Zeiss 15/2.8 Distagon Q&A — Tolerances
Related: MTF and Micro Contrast, wide angle, Zeiss, Zeiss 15mm f/2.8 Distagon, Zeiss Distagon, Zeiss DSLR Lenses
This is one of several pages resulting from the March 13, 2012 discussion with Senior Scientist Dr. Hubert Nasse. See the original list of questions.
These pages are a summary of the discussion based on notes taken, and as reviewed by Dr. Nasse. Bracketed comments [ ] are editorial in nature.
The advanced design of the 15/2.8 Distagon requires exacting assembly tolerances. It is also for this reason that a good-size sample of the first production run of both ZF. 2 and ZE lenses are carefully checked for variation and MTF, to verify that construction tolerances are being fully met. Only once those pre-production lenses are fully tested is production for public sale commenced.
Zeiss also checks each production lens for MTF. Dr. Nasse states:
We see a large number of samples (a statistically significant quantity) from series production per mount type. And they are checked deeply, i.e. at several f-stops and by measuring a complete field curve which needs at least 6 sampling points.
This is a time-consuming procedure, and of course in regular production a somewhat simpler procedure is applied, but every production sample is MTF-checked before being sold to the customer.
MTF-metering machines at the production facility are Oberkochen-made and are serviced by CZ-staff.

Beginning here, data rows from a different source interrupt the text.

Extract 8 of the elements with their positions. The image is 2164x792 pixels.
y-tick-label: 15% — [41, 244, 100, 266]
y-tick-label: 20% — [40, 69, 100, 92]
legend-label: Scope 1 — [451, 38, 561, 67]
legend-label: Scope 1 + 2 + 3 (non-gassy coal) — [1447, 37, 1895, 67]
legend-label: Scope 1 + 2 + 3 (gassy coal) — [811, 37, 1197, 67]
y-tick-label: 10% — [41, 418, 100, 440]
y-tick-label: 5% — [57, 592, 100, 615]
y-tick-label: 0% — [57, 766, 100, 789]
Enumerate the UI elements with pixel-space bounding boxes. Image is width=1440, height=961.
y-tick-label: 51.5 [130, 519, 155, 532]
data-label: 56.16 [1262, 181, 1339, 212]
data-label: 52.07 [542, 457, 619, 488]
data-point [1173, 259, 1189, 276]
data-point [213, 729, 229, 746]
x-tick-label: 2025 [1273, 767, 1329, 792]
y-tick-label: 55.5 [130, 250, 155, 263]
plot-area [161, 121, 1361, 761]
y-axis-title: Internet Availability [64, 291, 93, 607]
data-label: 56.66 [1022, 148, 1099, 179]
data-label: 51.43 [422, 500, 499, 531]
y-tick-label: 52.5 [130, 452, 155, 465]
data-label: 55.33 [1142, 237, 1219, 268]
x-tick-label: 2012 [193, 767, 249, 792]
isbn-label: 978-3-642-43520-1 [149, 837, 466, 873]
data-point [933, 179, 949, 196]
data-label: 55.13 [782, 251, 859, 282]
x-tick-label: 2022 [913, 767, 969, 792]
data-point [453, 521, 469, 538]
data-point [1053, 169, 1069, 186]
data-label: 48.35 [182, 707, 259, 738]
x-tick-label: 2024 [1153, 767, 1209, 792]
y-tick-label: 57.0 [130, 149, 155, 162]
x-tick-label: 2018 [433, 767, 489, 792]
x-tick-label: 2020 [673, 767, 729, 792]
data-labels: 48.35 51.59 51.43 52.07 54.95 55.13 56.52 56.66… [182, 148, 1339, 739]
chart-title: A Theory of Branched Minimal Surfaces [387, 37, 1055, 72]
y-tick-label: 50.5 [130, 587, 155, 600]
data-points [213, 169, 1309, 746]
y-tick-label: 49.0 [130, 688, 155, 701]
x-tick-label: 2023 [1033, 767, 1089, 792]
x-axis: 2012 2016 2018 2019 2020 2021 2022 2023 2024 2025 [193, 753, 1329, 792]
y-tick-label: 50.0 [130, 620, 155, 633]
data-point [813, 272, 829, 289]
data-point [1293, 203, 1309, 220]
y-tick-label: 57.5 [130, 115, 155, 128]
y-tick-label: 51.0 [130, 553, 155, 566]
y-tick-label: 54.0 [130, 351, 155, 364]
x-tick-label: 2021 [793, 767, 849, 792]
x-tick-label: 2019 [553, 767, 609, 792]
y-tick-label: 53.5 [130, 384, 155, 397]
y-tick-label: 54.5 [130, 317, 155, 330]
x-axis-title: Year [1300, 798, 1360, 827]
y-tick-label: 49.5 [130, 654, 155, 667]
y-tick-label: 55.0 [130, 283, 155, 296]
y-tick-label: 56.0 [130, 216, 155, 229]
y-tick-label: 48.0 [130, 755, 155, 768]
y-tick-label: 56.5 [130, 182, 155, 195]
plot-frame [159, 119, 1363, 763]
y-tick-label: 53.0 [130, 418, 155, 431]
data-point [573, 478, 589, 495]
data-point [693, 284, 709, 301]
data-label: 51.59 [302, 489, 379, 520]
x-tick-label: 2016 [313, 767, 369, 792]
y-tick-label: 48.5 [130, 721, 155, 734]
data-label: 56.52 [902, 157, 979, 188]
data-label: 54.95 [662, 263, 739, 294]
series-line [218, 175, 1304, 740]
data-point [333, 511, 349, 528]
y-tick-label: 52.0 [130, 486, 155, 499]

Mechanical precision and precision of assembly must necessarily be high, but each batch of glass has to be carefully checked for its refractive properties, because no batch is quite the same. Small deviations cannot be tolerated if peak performance is to be reached. The lens design must then be tweaked to accommodate slightly different refractive properties for the actual batches of glass used. Lenses are assembled in production runs accordingly.
Once assembled and meeting specifications, ZEISS expects its lenses to hold that performance for many years, even in the face of some abuse.